Il est des histoires qui n’ont pas besoin de contexte ni d’explications, qui se placent simplement et justement dans une réalité universelle qui nous parle. Il est des récits qu’on reconnaît, mais qui surprennent, des personnages qu’on admire sans pour autant les idéaliser, qui sont nous tout en étant les autres.
La Petite Révolution de Boum (Samantha Leriche-Gionet) fait partie de ces livres qui laissent pensif, qui marquent, bousculent, malgré et de par leur simplicité. Véritable écho de toutes les révolutions et de toutes leurs injustices, ce petit album publié chez Front Froid embarque ses lecteurs de révolte en exaltation avec habileté. Retour sur un petit chef d’œuvre qui ne devrait pas vous laisser de glace.
Florence est une jeune orpheline à fort caractère qui se bat pour sa survie dans une société où règne un dictateur dont on ne connaît ni le nom ni les motivations. Le lieu est nulle part et partout à la fois, il ne se définit pas, mais se reconnaît. Débrouillarde, Florence s’occupe d’Auguste, un gamin chétif et malade, fume à tout va et vole pour survivre. Tous les jours, elle écoute un vieux vinyl de Boris Vian chez un antiquaire. Tous les jours, elle rêve d’un jour meilleur en écoutant « Le déserteur ». Jusqu’au moment où son ami Dominique l’entraîne dans les sous-sols de l’opposition…
Entre pertes et batailles, Florence se lance dès lors dans une ultime révolution.

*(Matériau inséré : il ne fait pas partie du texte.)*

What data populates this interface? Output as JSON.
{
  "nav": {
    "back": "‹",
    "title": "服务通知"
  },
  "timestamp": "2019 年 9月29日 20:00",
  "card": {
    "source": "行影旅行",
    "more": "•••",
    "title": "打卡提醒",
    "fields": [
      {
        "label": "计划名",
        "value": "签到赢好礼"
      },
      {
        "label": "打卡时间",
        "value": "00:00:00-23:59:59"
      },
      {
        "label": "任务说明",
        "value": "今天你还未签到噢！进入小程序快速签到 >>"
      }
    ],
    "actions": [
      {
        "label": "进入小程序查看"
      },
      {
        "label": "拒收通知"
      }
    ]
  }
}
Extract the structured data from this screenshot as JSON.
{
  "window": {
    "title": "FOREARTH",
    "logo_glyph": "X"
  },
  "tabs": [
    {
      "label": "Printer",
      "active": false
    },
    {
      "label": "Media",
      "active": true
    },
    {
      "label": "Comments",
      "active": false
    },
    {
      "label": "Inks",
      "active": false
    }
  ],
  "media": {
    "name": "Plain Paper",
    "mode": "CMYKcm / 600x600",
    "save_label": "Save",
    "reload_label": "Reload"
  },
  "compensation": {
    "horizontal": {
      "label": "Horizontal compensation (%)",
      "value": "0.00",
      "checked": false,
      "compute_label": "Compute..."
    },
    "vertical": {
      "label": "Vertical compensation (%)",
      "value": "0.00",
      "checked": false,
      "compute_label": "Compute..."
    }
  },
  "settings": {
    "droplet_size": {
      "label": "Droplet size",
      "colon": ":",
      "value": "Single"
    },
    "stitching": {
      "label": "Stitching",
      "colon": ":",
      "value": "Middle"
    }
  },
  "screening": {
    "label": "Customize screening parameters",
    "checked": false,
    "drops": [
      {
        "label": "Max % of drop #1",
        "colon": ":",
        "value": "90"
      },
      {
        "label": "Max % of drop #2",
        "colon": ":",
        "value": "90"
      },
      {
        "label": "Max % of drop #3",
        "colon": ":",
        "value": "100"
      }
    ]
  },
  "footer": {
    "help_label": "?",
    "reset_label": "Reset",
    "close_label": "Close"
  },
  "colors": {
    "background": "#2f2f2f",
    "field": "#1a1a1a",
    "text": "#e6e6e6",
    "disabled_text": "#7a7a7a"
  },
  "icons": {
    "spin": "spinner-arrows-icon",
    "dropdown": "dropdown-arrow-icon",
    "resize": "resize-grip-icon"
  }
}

L’histoire de Florence fait écho à tous les destins individuels des sociétés aux prises avec la révolution. À l’image de la case de la page 68, ce récit véhicule parfaitement l’angoisse individuelle de Florence tout en montrant que sa souffrance est partagée par tous.
Boum, dans une entrevue avec Le Délit, confie à ce propos : « Cette case m’a pris le plus de temps à faire, mais me rend aussi la plus fière. En faisant ce livre, j’ai eu à dessiner des chars d›assaut et des fusils (deux choses que je trouve particulièrement difficiles à dessiner… c’était un peu du suicide!), mais c’est cette image de foule qui m’a le plus épuisée. Dessiner autant de personnages (il y en a plus de 45) en espérant qu’ils aient tous l’air proportionnés, en mouvement, sans nuire à la lisibilité de la case (il faut trouver Florence dans le tas!), a été tout un défi. »
La Petite Révolution, c’est donc l’universel dans le particulier, l’humanité dans un seul destin… L’absence de fioriture, de semi-détours et de remplissages inutiles sert habilement cet angle de travail propre à Boum : « À la page 55, je voulais essayer de faire passer un moment lourd et chargé en émotions sans utiliser de texte, de faire une page sans mot, sans décor, où l’émotion serait si forte que les lecteurs auraient besoin de se ressaisir un peu. Ça s’est fait tout seul. C’est mon genre de cadrage dramatique, je n’y ai pas trop réfléchi. »
On accroche sur cette page parce que l’émotion y est forte, mais sans dramatisation excessive. L’illusion du réel y est parfaite. Ainsi, presque à la manière d’un documentaire, Boum évoque dans La Petite Révolution des destins comme des témoignages, avec un trait expressif et sans prétention qui prouve que cette jeune auteure sait se renouveler et innover.